Traditionally, Thanksgiving is a monster-sized holiday. Family and friends crammed into one house with enough food to collapse the table. But what happens when the family is small and the friends all have their own plans? Do you still need to prepare that 25lb turkey with all the fixings? Of course not. The old traditions are great, but no greater than the new ones you can start for your family. Here are some ideas to create your own Thanksgiving traditions without all the fuss:
- 1. Make a difference as a family.
Visit your local food bank or volunteer at a soup kitchen. Perhaps your church is offering a meal and could use help serving. Or maybe contact a nursing home and visit with some seniors who are missing their own traditions.

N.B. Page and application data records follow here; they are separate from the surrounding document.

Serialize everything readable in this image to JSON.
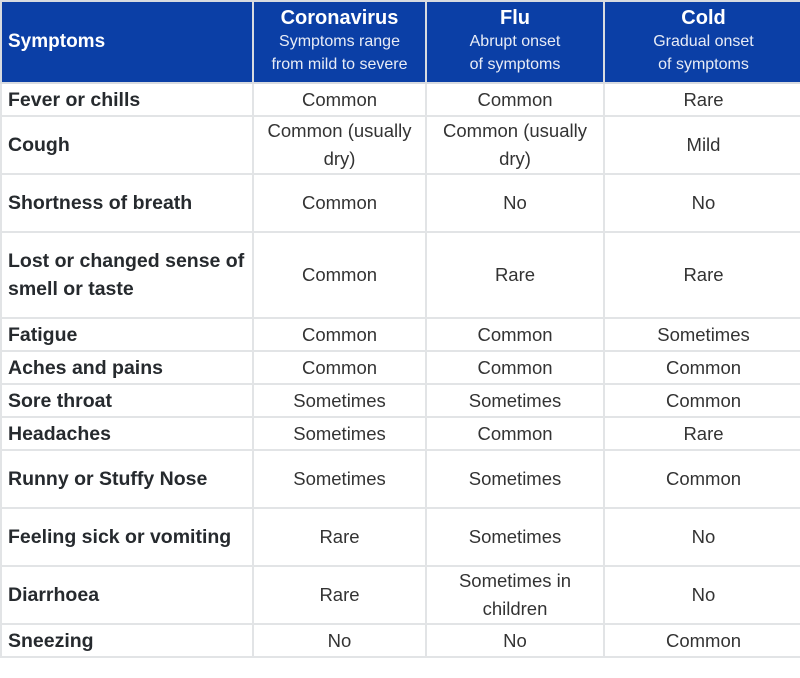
{
  "header": {
    "symptoms_label": "Symptoms",
    "columns": [
      {
        "name": "Coronavirus",
        "desc_line1": "Symptoms range",
        "desc_line2": "from mild to severe"
      },
      {
        "name": "Flu",
        "desc_line1": "Abrupt onset",
        "desc_line2": "of symptoms"
      },
      {
        "name": "Cold",
        "desc_line1": "Gradual onset",
        "desc_line2": "of symptoms"
      }
    ]
  },
  "rows": [
    {
      "symptom": "Fever or chills",
      "coronavirus": "Common",
      "flu": "Common",
      "cold": "Rare"
    },
    {
      "symptom": "Cough",
      "coronavirus": "Common (usually dry)",
      "flu": "Common (usually dry)",
      "cold": "Mild"
    },
    {
      "symptom": "Shortness of breath",
      "coronavirus": "Common",
      "flu": "No",
      "cold": "No"
    },
    {
      "symptom": "Lost or changed sense of smell or taste",
      "coronavirus": "Common",
      "flu": "Rare",
      "cold": "Rare"
    },
    {
      "symptom": "Fatigue",
      "coronavirus": "Common",
      "flu": "Common",
      "cold": "Sometimes"
    },
    {
      "symptom": "Aches and pains",
      "coronavirus": "Common",
      "flu": "Common",
      "cold": "Common"
    },
    {
      "symptom": "Sore throat",
      "coronavirus": "Sometimes",
      "flu": "Sometimes",
      "cold": "Common"
    },
    {
      "symptom": "Headaches",
      "coronavirus": "Sometimes",
      "flu": "Common",
      "cold": "Rare"
    },
    {
      "symptom": "Runny or Stuffy Nose",
      "coronavirus": "Sometimes",
      "flu": "Sometimes",
      "cold": "Common"
    },
    {
      "symptom": "Feeling sick or vomiting",
      "coronavirus": "Rare",
      "flu": "Sometimes",
      "cold": "No"
    },
    {
      "symptom": "Diarrhoea",
      "coronavirus": "Rare",
      "flu": "Sometimes in children",
      "cold": "No"
    },
    {
      "symptom": "Sneezing",
      "coronavirus": "No",
      "flu": "No",
      "cold": "Common"
    }
  ],
  "colors": {
    "header_bg": "#0b3fa6",
    "header_text": "#ffffff",
    "grid_line": "#e2e4e6",
    "body_text": "#2b2d30"
  }
}
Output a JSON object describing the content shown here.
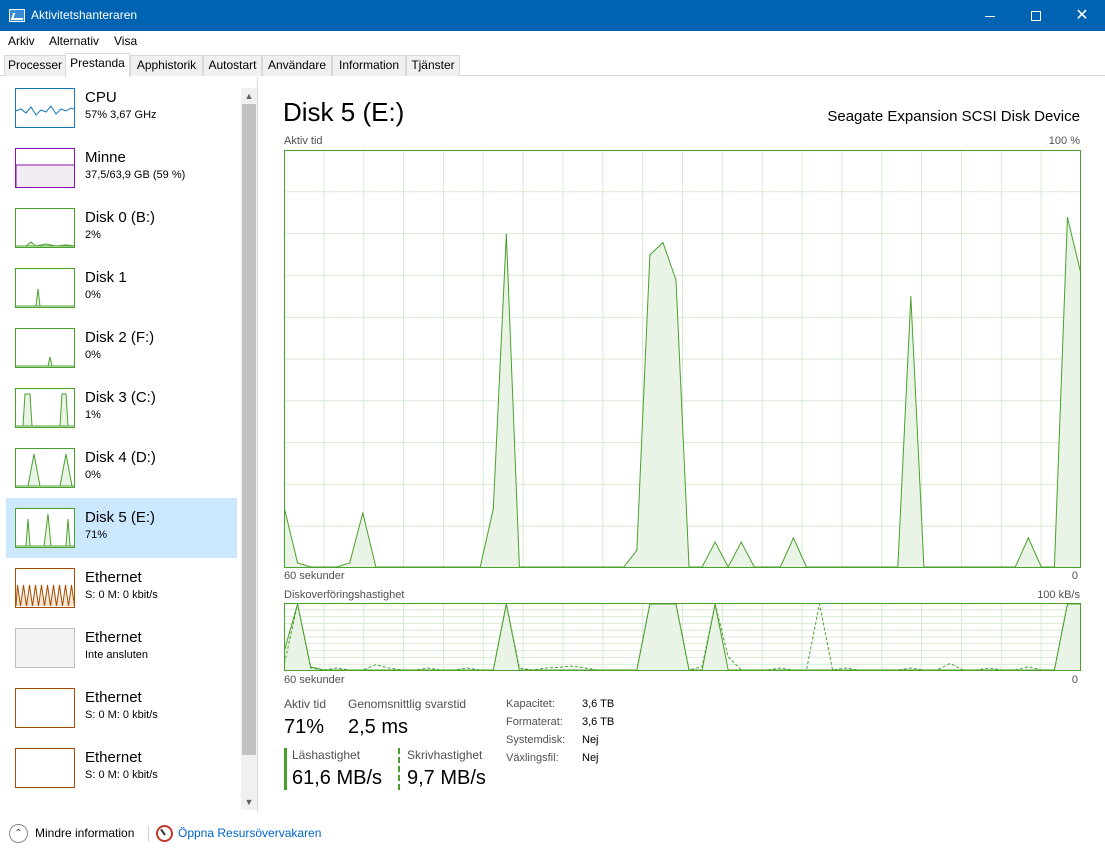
{
  "window": {
    "title": "Aktivitetshanteraren",
    "icon": "task-manager-icon"
  },
  "menu": [
    "Arkiv",
    "Alternativ",
    "Visa"
  ],
  "tabs": [
    "Processer",
    "Prestanda",
    "Apphistorik",
    "Autostart",
    "Användare",
    "Information",
    "Tjänster"
  ],
  "active_tab": "Prestanda",
  "resources": [
    {
      "name": "CPU",
      "sub": "57% 3,67 GHz",
      "color": "#1779ba"
    },
    {
      "name": "Minne",
      "sub": "37,5/63,9 GB (59 %)",
      "color": "#8b12ae"
    },
    {
      "name": "Disk 0 (B:)",
      "sub": "2%",
      "color": "#4aa02c"
    },
    {
      "name": "Disk 1",
      "sub": "0%",
      "color": "#4aa02c"
    },
    {
      "name": "Disk 2 (F:)",
      "sub": "0%",
      "color": "#4aa02c"
    },
    {
      "name": "Disk 3 (C:)",
      "sub": "1%",
      "color": "#4aa02c"
    },
    {
      "name": "Disk 4 (D:)",
      "sub": "0%",
      "color": "#4aa02c"
    },
    {
      "name": "Disk 5 (E:)",
      "sub": "71%",
      "color": "#4aa02c",
      "selected": true
    },
    {
      "name": "Ethernet",
      "sub": "S: 0 M: 0 kbit/s",
      "color": "#a74f01"
    },
    {
      "name": "Ethernet",
      "sub": "Inte ansluten",
      "color": "#bdbdbd"
    },
    {
      "name": "Ethernet",
      "sub": "S: 0 M: 0 kbit/s",
      "color": "#a74f01"
    },
    {
      "name": "Ethernet",
      "sub": "S: 0 M: 0 kbit/s",
      "color": "#a74f01"
    }
  ],
  "detail": {
    "title": "Disk 5 (E:)",
    "model": "Seagate Expansion SCSI Disk Device",
    "chart1_label": "Aktiv tid",
    "chart1_max": "100 %",
    "chart1_time": "60 sekunder",
    "chart1_min": "0",
    "chart2_label": "Diskoverföringshastighet",
    "chart2_max": "100 kB/s",
    "chart2_time": "60 sekunder",
    "chart2_min": "0",
    "active_time_label": "Aktiv tid",
    "active_time_value": "71%",
    "response_label": "Genomsnittlig svarstid",
    "response_value": "2,5 ms",
    "read_label": "Läshastighet",
    "read_value": "61,6 MB/s",
    "write_label": "Skrivhastighet",
    "write_value": "9,7 MB/s",
    "props": [
      {
        "label": "Kapacitet:",
        "value": "3,6 TB"
      },
      {
        "label": "Formaterat:",
        "value": "3,6 TB"
      },
      {
        "label": "Systemdisk:",
        "value": "Nej"
      },
      {
        "label": "Växlingsfil:",
        "value": "Nej"
      }
    ]
  },
  "footer": {
    "less_info": "Mindre information",
    "open_monitor": "Öppna Resursövervakaren"
  },
  "colors": {
    "titlebar": "#0063b1",
    "disk_green": "#4aa02c",
    "selected": "#cce8ff"
  },
  "chart_data": [
    {
      "type": "area",
      "title": "Aktiv tid",
      "ylabel": "%",
      "ylim": [
        0,
        100
      ],
      "x": [
        0,
        1,
        2,
        3,
        4,
        5,
        6,
        7,
        8,
        9,
        10,
        11,
        12,
        13,
        14,
        15,
        16,
        17,
        18,
        19,
        20,
        21,
        22,
        23,
        24,
        25,
        26,
        27,
        28,
        29,
        30,
        31,
        32,
        33,
        34,
        35,
        36,
        37,
        38,
        39,
        40,
        41,
        42,
        43,
        44,
        45,
        46,
        47,
        48,
        49,
        50,
        51,
        52,
        53,
        54,
        55,
        56,
        57,
        58,
        59,
        60
      ],
      "values": [
        14,
        1,
        0,
        0,
        0,
        1,
        13,
        0,
        0,
        0,
        0,
        0,
        0,
        0,
        0,
        0,
        14,
        80,
        0,
        0,
        0,
        0,
        0,
        0,
        0,
        0,
        0,
        4,
        75,
        78,
        69,
        0,
        0,
        6,
        0,
        6,
        0,
        0,
        0,
        7,
        0,
        0,
        0,
        0,
        0,
        0,
        0,
        0,
        65,
        0,
        0,
        0,
        0,
        0,
        0,
        0,
        0,
        7,
        0,
        0,
        84,
        71
      ]
    },
    {
      "type": "line",
      "title": "Diskoverföringshastighet",
      "ylabel": "kB/s",
      "ylim": [
        0,
        100
      ],
      "series": [
        {
          "name": "Läshastighet",
          "values": [
            30,
            100,
            5,
            0,
            0,
            0,
            0,
            0,
            0,
            0,
            0,
            0,
            0,
            0,
            0,
            0,
            0,
            100,
            0,
            0,
            0,
            0,
            0,
            0,
            0,
            0,
            0,
            0,
            100,
            100,
            100,
            0,
            0,
            100,
            0,
            0,
            0,
            0,
            0,
            0,
            0,
            0,
            0,
            0,
            0,
            0,
            0,
            0,
            0,
            0,
            0,
            0,
            0,
            0,
            0,
            0,
            0,
            0,
            0,
            0,
            100,
            100
          ]
        },
        {
          "name": "Skrivhastighet",
          "values": [
            10,
            100,
            3,
            0,
            3,
            0,
            0,
            8,
            3,
            0,
            0,
            3,
            0,
            0,
            3,
            0,
            0,
            100,
            3,
            0,
            3,
            4,
            6,
            3,
            0,
            0,
            0,
            0,
            100,
            100,
            100,
            0,
            5,
            100,
            20,
            0,
            0,
            0,
            3,
            0,
            0,
            100,
            0,
            3,
            0,
            0,
            0,
            0,
            3,
            0,
            0,
            10,
            0,
            0,
            3,
            0,
            0,
            5,
            0,
            0,
            100,
            100
          ]
        }
      ]
    }
  ]
}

- 2. Spend the day out and about.
Many businesses don’t close on Thanksgiving. Check in your area: take the kids for a round of miniature golf or go to a matinee. Many retail stores are open to get the jump on Black Friday shopping…start yours or if your children are younger, let them start their wish list for Santa. Walking up & down the toy aisles while you keep notes will definitely be a highlight of their day. Eat dinner at a restaurant. Your kids can get the chicken fingers and fries while you can get the turkey dinner without doing the work.
- 3. Plan a long-weekend trip.
If you aren’t stuck in the same Thanksgiving routine as most families, then you are free to do what you want. Check around to find good weekend destinations just outside your area. Or fly the family to some place you always wanted to visit. Check with your travel agent to see what Thanksgiving travel specials are being offered.

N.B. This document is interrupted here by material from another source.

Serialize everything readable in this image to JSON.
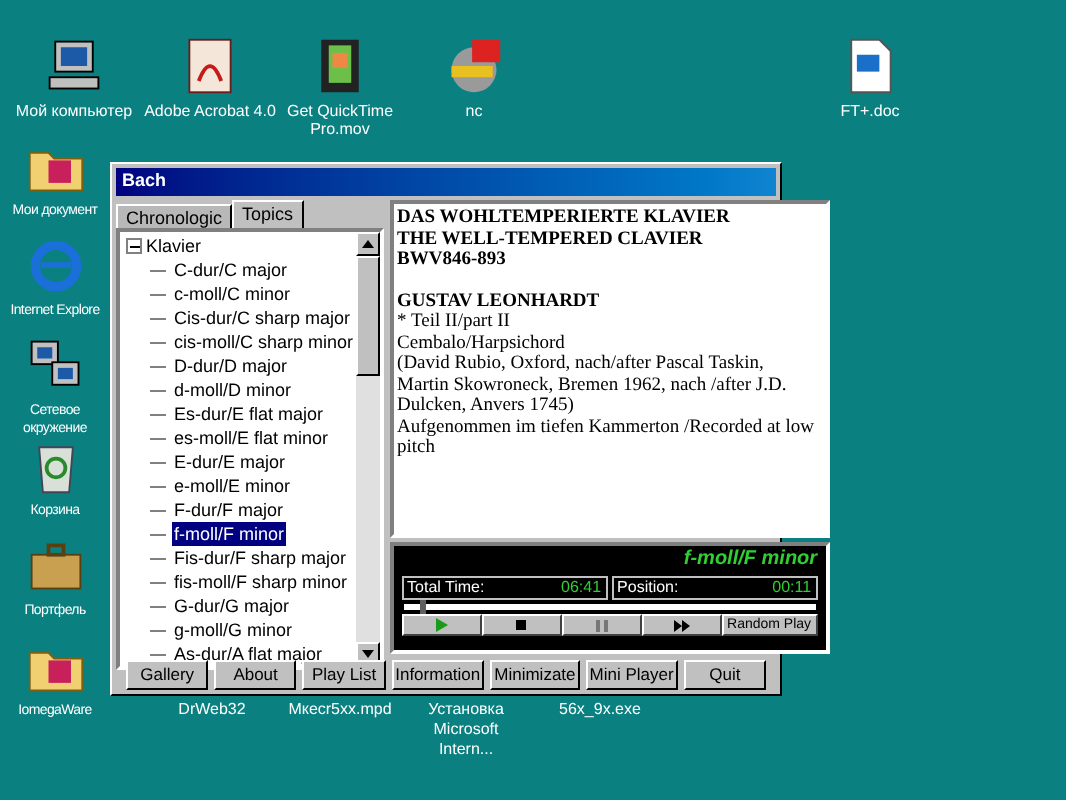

- 4. Stay home for some family down-time.
We could all use a break once in awhile and Thanksgiving is as good a day as any for one. Sleep in (if your kids will let you), cook a big breakfast with all your favorites, and spend the day in your favorite sweats. Everyone can pick a movie and settle in for a marathon. Get out the board games you haven’t played in awhile. Go through family photos together. And as for dinner, resist the urge to go big. Try using turkey breasts halves (instead of a full bird) and pick one or two sides your family loves (hopefully they’re ones that can be made ahead of time). Buy a pie from the bakery for dessert.
No matter what you choose to do for Thanksgiving just remember that the what is never as important as the who. Spending time together as a family (big or small) is a tradition in and of itself.